C’est sans doute ce que se dit le chef des sauvages, car il sauta à bas de son cheval et se mit en devoir de l’attacher à un piquet. La question fut résolue. Cette action équivalait à un ordre, et tous les compagnons de « El Cascabel » (le Serpent-à-Sonnettes) imitèrent aussitôt son exemple.

Selon leur habitude, les Indiens commencèrent par s’occuper de leurs mustangs, après quoi ils pensèrent à eux-mêmes. Ils se mirent à la recherche de bois et allumèrent un grand feu, non pour se chauffer, puisqu’on était en été et que les nuits étaient à peine assez fraîches, mais pour faire leur cuisine. Leur dîner était encore sur pied, sous forme de chevaux de rebut qu’ils traînaient à leur suite. L’office de boucher ne fut pas long à remplir ; un coup de couteau dans la gorge d’un des chevaux le fit tomber mort dans un torrent de sang. On le dépeça en un clin d’œil, et les énormes quartiers de viande embrochés dans des bâtons et exposés à la chaleur de la flamme, devinrent bientôt des rôtis suffisamment appétissants.
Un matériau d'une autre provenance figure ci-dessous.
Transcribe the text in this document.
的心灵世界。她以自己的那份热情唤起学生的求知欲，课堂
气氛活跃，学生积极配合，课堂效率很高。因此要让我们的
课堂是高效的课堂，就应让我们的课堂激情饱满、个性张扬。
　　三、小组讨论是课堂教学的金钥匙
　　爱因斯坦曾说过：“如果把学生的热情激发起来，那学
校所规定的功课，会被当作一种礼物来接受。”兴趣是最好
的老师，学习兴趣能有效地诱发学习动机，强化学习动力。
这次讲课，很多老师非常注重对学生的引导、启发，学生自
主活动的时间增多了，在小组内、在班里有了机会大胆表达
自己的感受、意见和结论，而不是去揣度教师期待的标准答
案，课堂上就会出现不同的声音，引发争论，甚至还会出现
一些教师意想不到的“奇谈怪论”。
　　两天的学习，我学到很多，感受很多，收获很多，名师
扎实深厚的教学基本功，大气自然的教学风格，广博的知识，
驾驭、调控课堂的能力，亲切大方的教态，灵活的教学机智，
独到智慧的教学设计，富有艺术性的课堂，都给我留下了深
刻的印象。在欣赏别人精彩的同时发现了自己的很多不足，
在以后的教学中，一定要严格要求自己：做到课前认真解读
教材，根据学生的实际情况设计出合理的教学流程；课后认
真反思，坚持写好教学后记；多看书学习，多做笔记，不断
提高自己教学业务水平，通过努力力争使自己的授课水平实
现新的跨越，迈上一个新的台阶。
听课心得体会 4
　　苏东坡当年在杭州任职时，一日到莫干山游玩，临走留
Les hippophages récoltèrent ensuite sur les arbres voisins d’autres comestibles d’un aspect non moins engageant. C’étaient d’abord des gousses d'algarobia et des cônes de pin-pignon, qu’ils firent griller sur le feu en guise de légumes, puis des fruits de diverses espèces de cactus. Les meilleurs étaient ceux du pitahaya, dont les grandes tiges, nues jusqu’à une certaine hauteur, sont entourées au sommet d’une auréole de branches qui les fait ressembler de loin à de gigantesques candélabres. La plaine était parsemée de ces arbres bizarres. Ainsi les Coyoteros trouvèrent moyen de se procurer, en plein désert, jusqu’à du dessert.

Quand ils eurent terminé leur repas, ils se disposèrent à confectionner, pour leur déjeuner du lendemain, un mets que les Apaches estiment tant, qu’une de leurs tribus, celle des Mezcaleros, en fait sa nourriture et que son nom lui vient de cette même plante, le mezcal.

Ce végétal, que les botanistes nomment agave mexicaine, croît en abondance dans le désert. La manière de le préparer est moins compliquée qu’on ne pourrait le supposer. Voici comment procédèrent les Coyoteros. Ils arrachèrent d’abord une assez grande quantité de mezcals, coupèrent chacune des feuilles raides et effilées comme des épées, qui rayonnent du cœur, et enlevèrent la peau de ce cœur. Une masse blanchâtre ayant la forme d’un œuf et à peu près la grosseur d’une tête d’homme, fut alors à découvert. C’est cela seul que l’on mange.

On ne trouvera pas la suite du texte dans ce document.